As disposable as a Kimwipe

Odyssey observed recently that the most disposable resource in the laboratory ought to be... the hypothesis.

Well, I'm getting some pretty cool results from one of my projects right now. It required the application of a couple of technologies in combination so it took us awhile to get it running. I probably came up with the hypothesis three years ago, maybe two.

And now, I'm applying the approach we've developed to a slightly different question than originally intended, but close enough for BWAAHAHAHA! purposes. The question is fascinating and more novel anyway so we have a three-fer instead of a two-fer (or something like that).

Trouble is, these fascinating results are questioning the original hypothesis that I've been working toward testing. I have grant proposals written on this stuff!

But you know what? Being possibly wrong on my original hypothesis is no big deal, we'll just follow on from what our current data are telling us. It will still end up someplace that is interesting.

That's the beauty of not being obsessed with your theories and hypotheses. In a lot of ways you are much freer this way. You may not waste as much time driving your pet hypothesis straight through the dust and into the bedrock before you realize you were wrong.

10 responses so far

  • Bioorganic chemist says:

    This is when science is its most fun! Awesome!

    One of the hardest things to teach trainees is to not use the word "unfortunately" when describing results. The data say what the data say.

  • Pascale says:

    Unfortunately, interesting results that are not consistent with the original hypothesis drive funding agencies crazy when it's time to renew those grants. Changing that direction may actually be more interesting, but it often requires different experiments and new techniques. These things take time, and study sections do not seem to forgive the "lack of productivity" that occurs when data is not as expected. You may have filed annual progress reports explaining these turns of events, but reviewers often do not see these documents at renewal time, only the progress report with fewer than 2 papers per year attributed to the grant.

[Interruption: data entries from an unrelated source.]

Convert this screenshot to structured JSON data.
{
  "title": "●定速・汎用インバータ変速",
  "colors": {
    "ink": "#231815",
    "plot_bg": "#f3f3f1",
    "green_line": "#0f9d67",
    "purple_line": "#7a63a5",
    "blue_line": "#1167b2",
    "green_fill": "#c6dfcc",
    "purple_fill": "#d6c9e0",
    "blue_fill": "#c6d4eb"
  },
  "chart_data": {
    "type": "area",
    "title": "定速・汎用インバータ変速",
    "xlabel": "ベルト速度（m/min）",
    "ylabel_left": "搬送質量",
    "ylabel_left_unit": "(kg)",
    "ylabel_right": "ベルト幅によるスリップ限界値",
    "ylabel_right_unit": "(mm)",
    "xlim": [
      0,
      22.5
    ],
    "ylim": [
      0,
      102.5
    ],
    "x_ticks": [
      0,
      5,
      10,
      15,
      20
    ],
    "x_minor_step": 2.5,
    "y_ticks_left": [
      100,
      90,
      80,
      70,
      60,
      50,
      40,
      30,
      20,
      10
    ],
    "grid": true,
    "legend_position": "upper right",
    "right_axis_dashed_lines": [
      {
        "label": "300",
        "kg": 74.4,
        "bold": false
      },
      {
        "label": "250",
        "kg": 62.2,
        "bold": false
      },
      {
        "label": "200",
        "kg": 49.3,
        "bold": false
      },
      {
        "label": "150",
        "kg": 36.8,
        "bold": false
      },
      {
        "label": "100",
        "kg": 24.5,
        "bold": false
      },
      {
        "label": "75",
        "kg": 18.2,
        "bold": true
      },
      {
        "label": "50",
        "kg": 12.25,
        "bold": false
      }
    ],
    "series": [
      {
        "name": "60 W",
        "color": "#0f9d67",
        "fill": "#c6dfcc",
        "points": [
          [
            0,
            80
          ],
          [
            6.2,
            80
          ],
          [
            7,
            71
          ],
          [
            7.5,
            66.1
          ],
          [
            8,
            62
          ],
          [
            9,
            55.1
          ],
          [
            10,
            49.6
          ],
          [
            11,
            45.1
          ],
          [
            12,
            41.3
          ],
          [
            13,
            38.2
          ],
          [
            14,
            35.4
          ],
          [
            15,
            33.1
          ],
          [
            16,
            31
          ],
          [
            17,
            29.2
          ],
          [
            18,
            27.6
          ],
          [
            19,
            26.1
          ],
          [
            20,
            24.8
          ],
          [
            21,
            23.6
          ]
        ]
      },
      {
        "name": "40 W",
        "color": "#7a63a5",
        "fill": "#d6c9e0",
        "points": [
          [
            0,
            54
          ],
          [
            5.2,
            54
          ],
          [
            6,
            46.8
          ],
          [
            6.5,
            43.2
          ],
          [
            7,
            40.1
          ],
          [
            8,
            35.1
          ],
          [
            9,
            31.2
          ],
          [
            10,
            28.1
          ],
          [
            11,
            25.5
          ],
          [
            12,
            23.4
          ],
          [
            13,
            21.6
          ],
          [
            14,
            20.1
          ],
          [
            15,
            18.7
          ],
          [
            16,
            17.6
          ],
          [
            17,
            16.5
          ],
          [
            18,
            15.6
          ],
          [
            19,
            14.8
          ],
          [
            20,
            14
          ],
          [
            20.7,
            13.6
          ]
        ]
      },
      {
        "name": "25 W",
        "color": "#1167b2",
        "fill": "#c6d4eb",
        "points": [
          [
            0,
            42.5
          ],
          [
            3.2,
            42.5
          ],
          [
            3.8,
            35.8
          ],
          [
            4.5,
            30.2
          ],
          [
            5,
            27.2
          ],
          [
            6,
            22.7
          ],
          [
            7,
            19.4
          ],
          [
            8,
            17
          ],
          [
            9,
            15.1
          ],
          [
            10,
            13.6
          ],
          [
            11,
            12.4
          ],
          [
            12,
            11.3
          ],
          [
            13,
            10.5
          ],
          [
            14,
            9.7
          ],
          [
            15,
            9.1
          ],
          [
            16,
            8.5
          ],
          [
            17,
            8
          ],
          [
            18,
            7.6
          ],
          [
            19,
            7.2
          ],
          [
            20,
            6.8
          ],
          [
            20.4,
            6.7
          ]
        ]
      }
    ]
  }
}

    That is one of the unfortunate outcomes of our present system that funds projects with predicted results, rather than investigators with skills and ideas and a general research direction. This may also be a big part of the pressure to stretch or even fake data - it's far easier to slip expected data past someone that to deal with the unexpected, especially when one's livelihood (and that of your students and techs) is dependent on that grant getting renewed.

  • Tobias says:

    It can get frustrating again though when your results contradict the status quo of the field and you still want to publish them.

  • Odyssey says:

    Don't ya just love when the science is working?

  • Dr. O says:

    My project was built on a ruined hypothesis - the new direction is even more interesting than the original one was. 🙂 I'll never fear a failed hypothesis again! (Unless, of course, it costs me my funding...)

  • I love this part of science! One of my motivators in leaving National Lab is that it was becoming harder and harder to follow the data there (instead of just sticking with the original proposed plan).

  • physioprof says:

    Unfortunately, interesting results that are not consistent with the original hypothesis drive funding agencies crazy when it’s time to renew those grants. Changing that direction may actually be more interesting, but it often requires different experiments and new techniques. These things take time, and study sections do not seem to forgive the “lack of productivity” that occurs when data is not as expected. You may have filed annual progress reports explaining these turns of events, but reviewers often do not see these documents at renewal time, only the progress report with fewer than 2 papers per year attributed to the grant.

    If your research plan is structured in such a way that unexpected results that are inconsistent with your hypothesis mean that you publish fewer papers, then you have designed your research plan poorly. A well designed research plan leads to publishable results regardless of the ultimate validity of any hypotheses posed.

  • zuska says:

    But, but, but....my theory, that I have, that is to say, which is mine,... is mine! How could I ever give it up???!?!?!??!

    --Miss Anne Elk

  • Neuro-conservative says:

    Way to go, DM! I really don't understand scientists who get wedded to their initial hypotheses. It's much more fun to follow the data wherever they lead than to repeatedly try to fit a square peg in a round hole.

    I actually think this post is apropos of the previous discussion of Hauser. I suspect (and I think you would agree) that his whole research program is premised on a very shaky hypothesis. If this hypothesis is not supported, the whole research program collapses like a house of cards.

    Not a good way to build a career.

  • DrugMonkey says:

    I actually think this post is apropos of the previous discussion of Hauser.

    Yeah, it is certainly related in my mind.